A verdade é que os presentes de Natal viraram uma questão cultural em muitos locais, consequência do marketing e estímulo ao consumo feito pelas empresas. Afinal, durante todo o mês de dezembro, as pessoas são bombardeadas com novas propagandas cada vez que ligam a TV, acessam suas redes sociais ou dão uma volta pelas lojas da cidade, incentivando que todas comprem pelo menos algo simbólico para presentear aos outros ou a si mesmo.


Uma empresa que é reconhecida na área e provavelmente um dos maiores símbolos do Natal é a Coca-Cola. Na década de 1930, a companhia foi responsável por fazer um comercial natalino que trouxe pela primeira vez o Papai Noel da forma que conhecemos hoje: um velhinho, barbudo, utilizando roupas e gorro da cor vermelha, escolhida justamente por ser a cor da marca. Desta forma, a empresa mostra como o poder da propaganda é grande e como um bom marketing pode ultrapassar o século e garantir que a marca seja lembrada para sempre como referência nas festas de final de ano.
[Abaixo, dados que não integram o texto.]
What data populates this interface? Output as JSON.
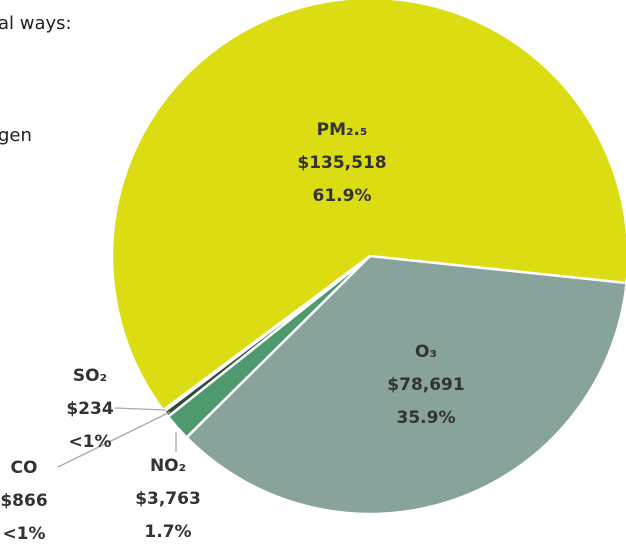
{
  "background_text": [
    "al ways:",
    "gen"
  ],
  "chart_data": {
    "type": "pie",
    "categories": [
      "PM₂.₅",
      "O₃",
      "NO₂",
      "CO",
      "SO₂"
    ],
    "values": [
      135518,
      78691,
      3763,
      866,
      234
    ],
    "value_labels": [
      "$135,518",
      "$78,691",
      "$3,763",
      "$866",
      "$234"
    ],
    "percent_labels": [
      "61.9%",
      "35.9%",
      "1.7%",
      "<1%",
      "<1%"
    ],
    "colors": [
      "#dcdc12",
      "#87a39c",
      "#4e9a6e",
      "#2d4b3b",
      "#1c3a2c"
    ]
  }
}
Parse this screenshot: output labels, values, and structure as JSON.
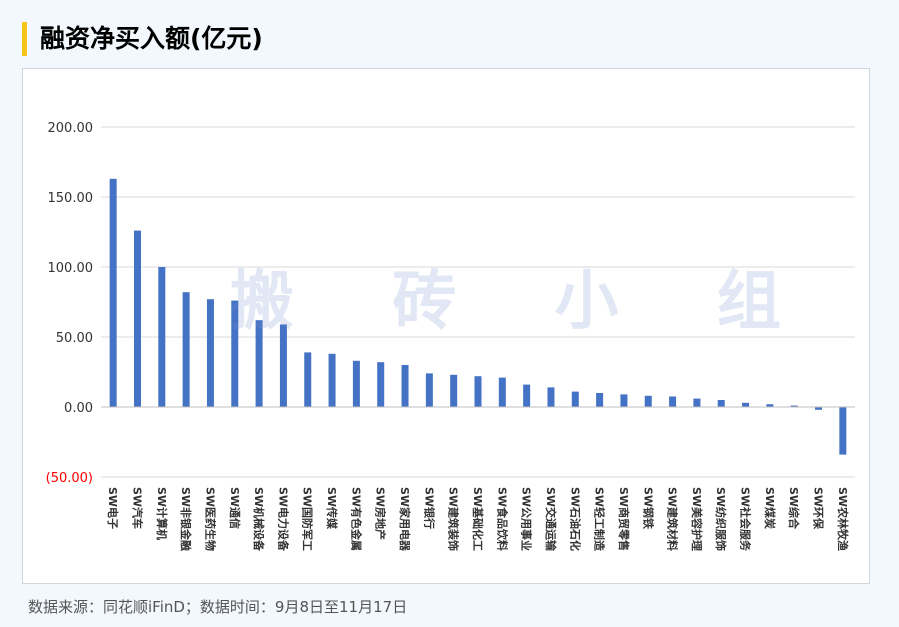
{
  "header": {
    "title": "融资净买入额(亿元)",
    "accent_color": "#f5c518"
  },
  "watermark": "搬 砖 小 组",
  "footer": {
    "source": "数据来源：同花顺iFinD；数据时间：9月8日至11月17日"
  },
  "chart_data": {
    "type": "bar",
    "title": "融资净买入额(亿元)",
    "xlabel": "",
    "ylabel": "",
    "ylim": [
      -50,
      200
    ],
    "yticks": [
      200,
      150,
      100,
      50,
      0,
      -50
    ],
    "ytick_labels": [
      "200.00",
      "150.00",
      "100.00",
      "50.00",
      "0.00",
      "(50.00)"
    ],
    "grid": true,
    "bar_color": "#4472c4",
    "negative_label_color": "#ff0000",
    "categories": [
      "SW电子",
      "SW汽车",
      "SW计算机",
      "SW非银金融",
      "SW医药生物",
      "SW通信",
      "SW机械设备",
      "SW电力设备",
      "SW国防军工",
      "SW传媒",
      "SW有色金属",
      "SW房地产",
      "SW家用电器",
      "SW银行",
      "SW建筑装饰",
      "SW基础化工",
      "SW食品饮料",
      "SW公用事业",
      "SW交通运输",
      "SW石油石化",
      "SW轻工制造",
      "SW商贸零售",
      "SW钢铁",
      "SW建筑材料",
      "SW美容护理",
      "SW纺织服饰",
      "SW社会服务",
      "SW煤炭",
      "SW综合",
      "SW环保",
      "SW农林牧渔"
    ],
    "values": [
      163,
      126,
      100,
      82,
      77,
      76,
      62,
      59,
      39,
      38,
      33,
      32,
      30,
      24,
      23,
      22,
      21,
      16,
      14,
      11,
      10,
      9,
      8,
      7.5,
      6,
      5,
      3,
      2,
      1,
      -2,
      -34
    ]
  }
}
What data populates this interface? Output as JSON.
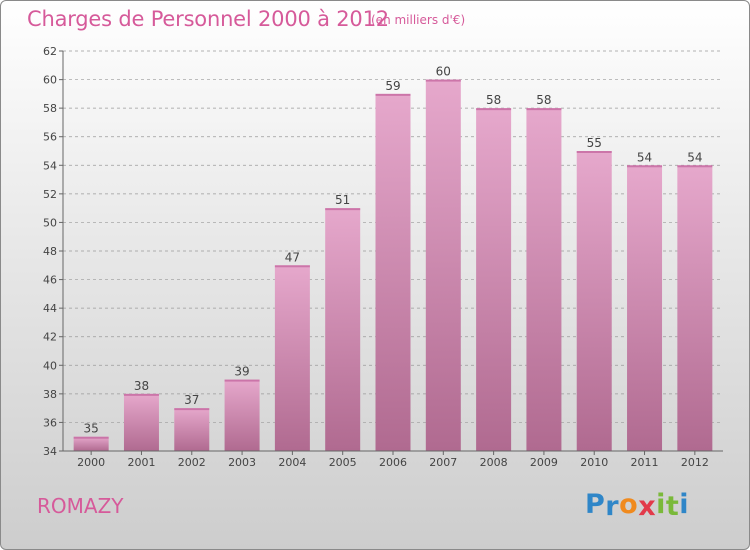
{
  "title": "Charges de Personnel 2000 à 2012",
  "subtitle": "(en milliers d'€)",
  "commune": "ROMAZY",
  "logo": {
    "letters": [
      "P",
      "r",
      "o",
      "x",
      "i",
      "t",
      "i"
    ],
    "colors": [
      "#2f86c8",
      "#2f86c8",
      "#f08a1e",
      "#e23a4a",
      "#7ab93a",
      "#7ab93a",
      "#2f86c8"
    ]
  },
  "colors": {
    "accent": "#d65a9a",
    "bar_top": "#e6a8cc",
    "bar_bottom": "#b06a90",
    "grid": "#9a9a9a"
  },
  "chart_data": {
    "type": "bar",
    "categories": [
      "2000",
      "2001",
      "2002",
      "2003",
      "2004",
      "2005",
      "2006",
      "2007",
      "2008",
      "2009",
      "2010",
      "2011",
      "2012"
    ],
    "values": [
      35,
      38,
      37,
      39,
      47,
      51,
      59,
      60,
      58,
      58,
      55,
      54,
      54
    ],
    "ylim": [
      34,
      62
    ],
    "yticks": [
      34,
      36,
      38,
      40,
      42,
      44,
      46,
      48,
      50,
      52,
      54,
      56,
      58,
      60,
      62
    ],
    "grid": "horizontal dashed",
    "legend": "none",
    "data_labels": true
  }
}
Refletindo sobre todas essas tradições, uma reflexão surge: todo o consumo feito nesta época é realmente necessário? Alguns podem acreditar que sim, mas a realidade é que o Natal pode trazer um consumo exagerado de vários produtos que nem serão utilizados. Estimativas da Confederação Nacional de Dirigentes Lojistas mostram que 77% dos consumidores irão presentear esse ano, sendo 4,5 a média de presentes que cada um irá comprar, representando uma quantidade alta de produtos circulando.


Já a pesquisa Natal Sustentável, feita pelo Radar Pesquisa, mostrou que menos de 50% das pessoas deixam de comprar embalagens especiais para os presentes, as quais geram mais descarte de fita e papel, ou então que apenas 56% dos entrevistados reutilizam embalagens. Assim, pensando em todo o descarte gerado pelas embalagens, decorações e produtos não utilizados, a geração de lixo é enorme, tendo muito impacto no ambiente.


Desta forma, apesar da tradição de presentear ser uma forma positiva de unir as pessoas e celebrar momentos, é preciso ter consciência na hora do consumo; diversas propagandas vão tentar convencer você a comprar só um produtinho, mas a dica é pensar sobre a necessidade de cada item e até mesmo na embalagem que está sendo utilizada. Não significa que não se deve consumir, muito pelo contrário, o Natal ajuda muito no setor econômico, é apenas deixar o consumismo de lado e aproveitar outros significados do Natal.